Car la médecine libérale évolue. En cause : les journées interminables, l'absence de congé maternité pour les femmes, pourtant majoritaires à la sortie de la faculté, le manque de sécurité, parfois, dans un département souvent perçu comme dangereux, y compris pour les médecins. La formation en équipe dans les hôpitaux, enfin, n'incite pas les praticiens à ouvrir leur cabinet à la fin de leurs études. "Travailler seul ou à deux est devenu obsolète", estime le sénateur de Seine-Saint-Denis, Claude Dilain.
La solution ? "Mutualiser les cabinets, dont le coût de location devient dérisoire pour les médecins, explique le docteur Gérard Aoustin, dans les couloirs vides de la maison de santé pluridisciplinaire de Drancy. C'est aussi la possibilité de travailler à deux et de limiter ses horaires de travail chaque semaine."
La meilleure solution pour renforcer l'offre de soins
Un luxe qui parvient même à attirer de nouveaux praticiens. "Un jeune médecin de Bobigny et une généraliste n'ayant jusqu'ici travaillé qu'en hôpital nous ont rejoints", note ainsi le docteur Annick Houngbo, à Clichy-sous-Bois. Les installations sont telles que les Clichois vont, pour la première fois, avoir accès à une orthophoniste. Des patients sont d'ailleurs déjà inscrits sur liste d'attente. "Podologue, kinésitérapeute, infirmiers... Les malades auront accès à tout dans un seul lieu", poursuit le médecin, dans son bureau neuf.
Et la mutualisation des ressources médicales n'est pas que dans l'intérêt des médecins. "Cela nous donne un certain confort de travail, mais cela nous permet surtout d'assurer un meilleur suivi des patients", estime Annick Houngbo. Elle qui exerce la médecine générale en libéral depuis 32 ans est convaincue de l'avantage de cette pratique. "Le mot-clé ici est la collaboration : nous pouvons discuter des cas avec les spécialistes ou d'autres médecins, être tenus au courant de l'état de nos patients par les infirmiers, poursuit-elle. En aucun cas, nous ne les lâchons dans la nature."
Les maisons de santé, "la seule solution d'avenir"
Les premiers patients clichois confirment. "Nous avons suivi notre médecin généraliste, qui s'est installée au château, explique Monique Ben Latifa, venue accompagner son mari Kilani.

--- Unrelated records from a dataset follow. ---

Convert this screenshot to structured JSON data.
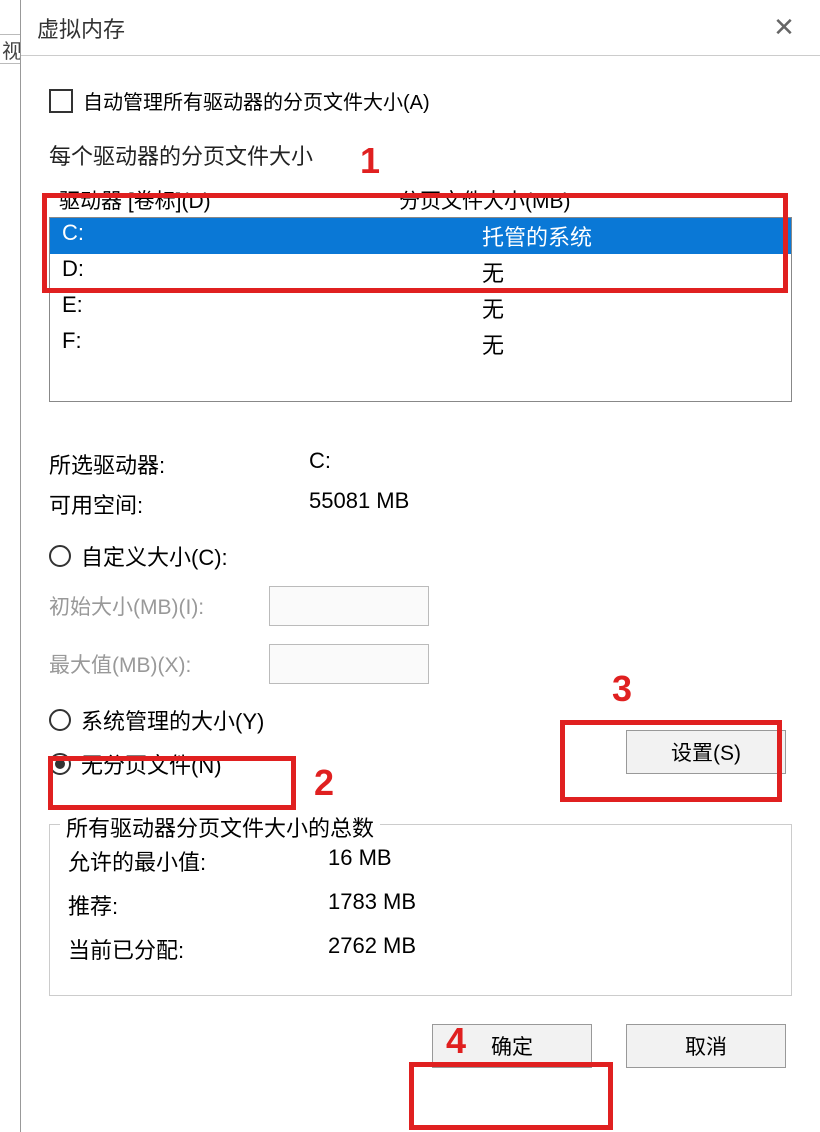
{
  "bg_edge_text": "视",
  "title": "虚拟内存",
  "checkbox_auto_label": "自动管理所有驱动器的分页文件大小(A)",
  "per_drive_label": "每个驱动器的分页文件大小",
  "headers": {
    "drive": "驱动器 [卷标](D)",
    "size": "分页文件大小(MB)"
  },
  "drives": [
    {
      "name": "C:",
      "size": "托管的系统",
      "selected": true
    },
    {
      "name": "D:",
      "size": "无",
      "selected": false
    },
    {
      "name": "E:",
      "size": "无",
      "selected": false
    },
    {
      "name": "F:",
      "size": "无",
      "selected": false
    }
  ],
  "selected_drive": {
    "label": "所选驱动器:",
    "value": "C:"
  },
  "available_space": {
    "label": "可用空间:",
    "value": "55081 MB"
  },
  "radio_custom": "自定义大小(C):",
  "initial_size_label": "初始大小(MB)(I):",
  "max_size_label": "最大值(MB)(X):",
  "radio_system": "系统管理的大小(Y)",
  "radio_none": "无分页文件(N)",
  "set_button": "设置(S)",
  "group_title": "所有驱动器分页文件大小的总数",
  "totals": {
    "min": {
      "label": "允许的最小值:",
      "value": "16 MB"
    },
    "recommended": {
      "label": "推荐:",
      "value": "1783 MB"
    },
    "allocated": {
      "label": "当前已分配:",
      "value": "2762 MB"
    }
  },
  "ok_button": "确定",
  "cancel_button": "取消",
  "annotations": {
    "n1": "1",
    "n2": "2",
    "n3": "3",
    "n4": "4"
  }
}
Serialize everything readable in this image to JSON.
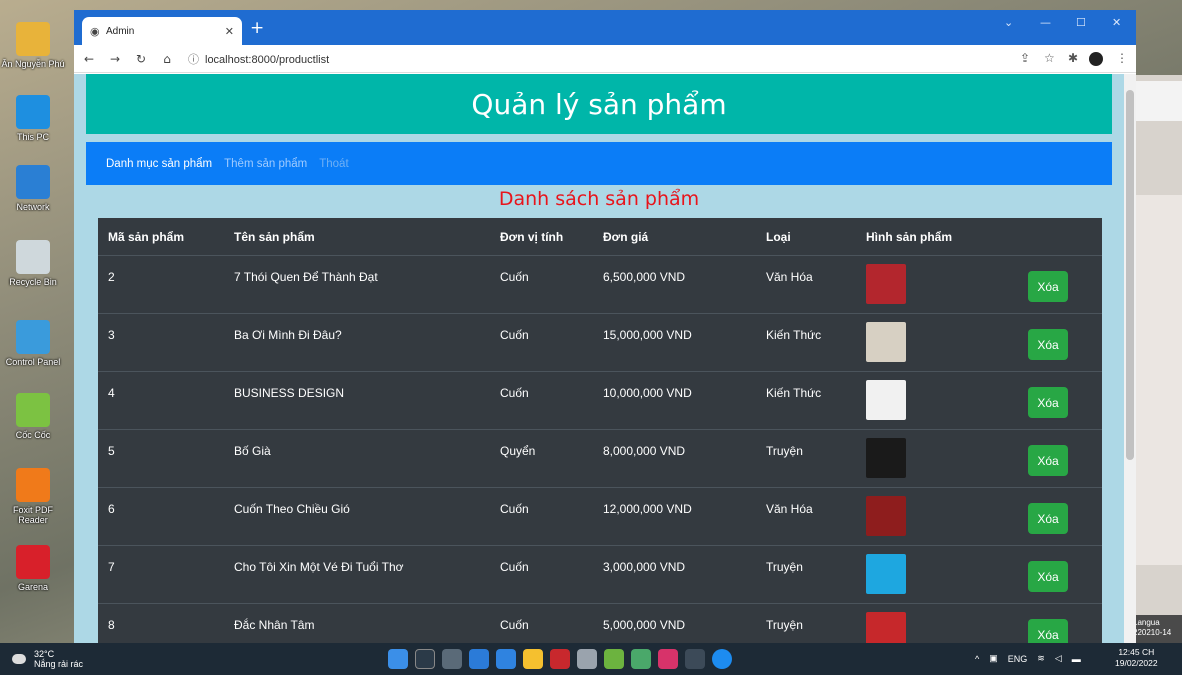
{
  "desktop": {
    "icons": [
      {
        "label": "Ân Nguyễn Phú",
        "color": "#e8b33a"
      },
      {
        "label": "This PC",
        "color": "#1e8fe0"
      },
      {
        "label": "Network",
        "color": "#2a7fd4"
      },
      {
        "label": "Recycle Bin",
        "color": "#cfd8dc"
      },
      {
        "label": "Control Panel",
        "color": "#3a9bdc"
      },
      {
        "label": "Cốc Cốc",
        "color": "#7cc242"
      },
      {
        "label": "Foxit PDF Reader",
        "color": "#f07a1a"
      },
      {
        "label": "Garena",
        "color": "#d8202a"
      }
    ],
    "side_text": "Langua",
    "side_text2": "220210-14"
  },
  "browser": {
    "tab_title": "Admin",
    "url": "localhost:8000/productlist"
  },
  "page": {
    "header_title": "Quản lý sản phẩm",
    "nav": {
      "item1": "Danh mục sản phẩm",
      "item2": "Thêm sản phẩm",
      "item3": "Thoát"
    },
    "list_title": "Danh sách sản phẩm",
    "columns": {
      "id": "Mã sản phẩm",
      "name": "Tên sản phẩm",
      "unit": "Đơn vị tính",
      "price": "Đơn giá",
      "type": "Loại",
      "image": "Hình sản phẩm"
    },
    "delete_label": "Xóa",
    "rows": [
      {
        "id": "2",
        "name": "7 Thói Quen Để Thành Đạt",
        "unit": "Cuốn",
        "price": "6,500,000 VND",
        "type": "Văn Hóa",
        "thumb_color": "#b3262d"
      },
      {
        "id": "3",
        "name": "Ba Ơi Mình Đi Đâu?",
        "unit": "Cuốn",
        "price": "15,000,000 VND",
        "type": "Kiến Thức",
        "thumb_color": "#d7d0c3"
      },
      {
        "id": "4",
        "name": "BUSINESS DESIGN",
        "unit": "Cuốn",
        "price": "10,000,000 VND",
        "type": "Kiến Thức",
        "thumb_color": "#f1f1f1"
      },
      {
        "id": "5",
        "name": "Bố Già",
        "unit": "Quyển",
        "price": "8,000,000 VND",
        "type": "Truyện",
        "thumb_color": "#1a1a1a"
      },
      {
        "id": "6",
        "name": "Cuốn Theo Chiều Gió",
        "unit": "Cuốn",
        "price": "12,000,000 VND",
        "type": "Văn Hóa",
        "thumb_color": "#8e1d1d"
      },
      {
        "id": "7",
        "name": "Cho Tôi Xin Một Vé Đi Tuổi Thơ",
        "unit": "Cuốn",
        "price": "3,000,000 VND",
        "type": "Truyện",
        "thumb_color": "#1ea7e0"
      },
      {
        "id": "8",
        "name": "Đắc Nhân Tâm",
        "unit": "Cuốn",
        "price": "5,000,000 VND",
        "type": "Truyện",
        "thumb_color": "#c6282b"
      }
    ]
  },
  "taskbar": {
    "temp": "32°C",
    "weather_text": "Nắng rải rác",
    "lang": "ENG",
    "time": "12:45 CH",
    "date": "19/02/2022"
  }
}
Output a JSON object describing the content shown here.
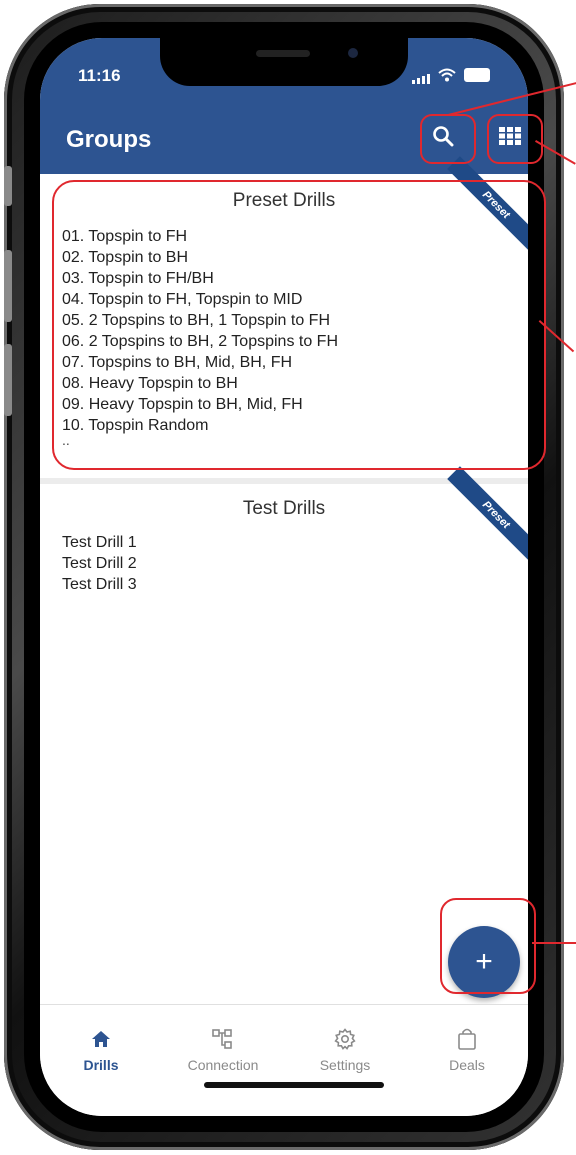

Je trouve que c'est une excellente initiative : cela nous permet d'avoir accès aux autres professionnels de santé, plutôt que de devoir faire plusieurs kilomètres pour un rendez-vous chez un kiné ou une orthophoniste."
Les maisons de santé pluridisciplinaire seraient-elles la clé pour remédier aux déserts médicaux ? "C'est la seule solution d'avenir, car les jeunes médecins ne s'installeront plus dans des cabinets isolés", affirme Gérard Aoustin, qui espère voir des initiatives semblables à celle de Drancy se développer dans d'autres communes françaises. "Il est encore trop tôt pour faire un bilan, il faudra voir dans la durée si les praticiens partant à la retraite seront remplacés, tempère Olivier Klein, le maire de Clichy-sous-Bois. Mais les premiers résultats sont positifs pour les médecins, les patients et la municipalité : c'est un second souffle pour les Clichois."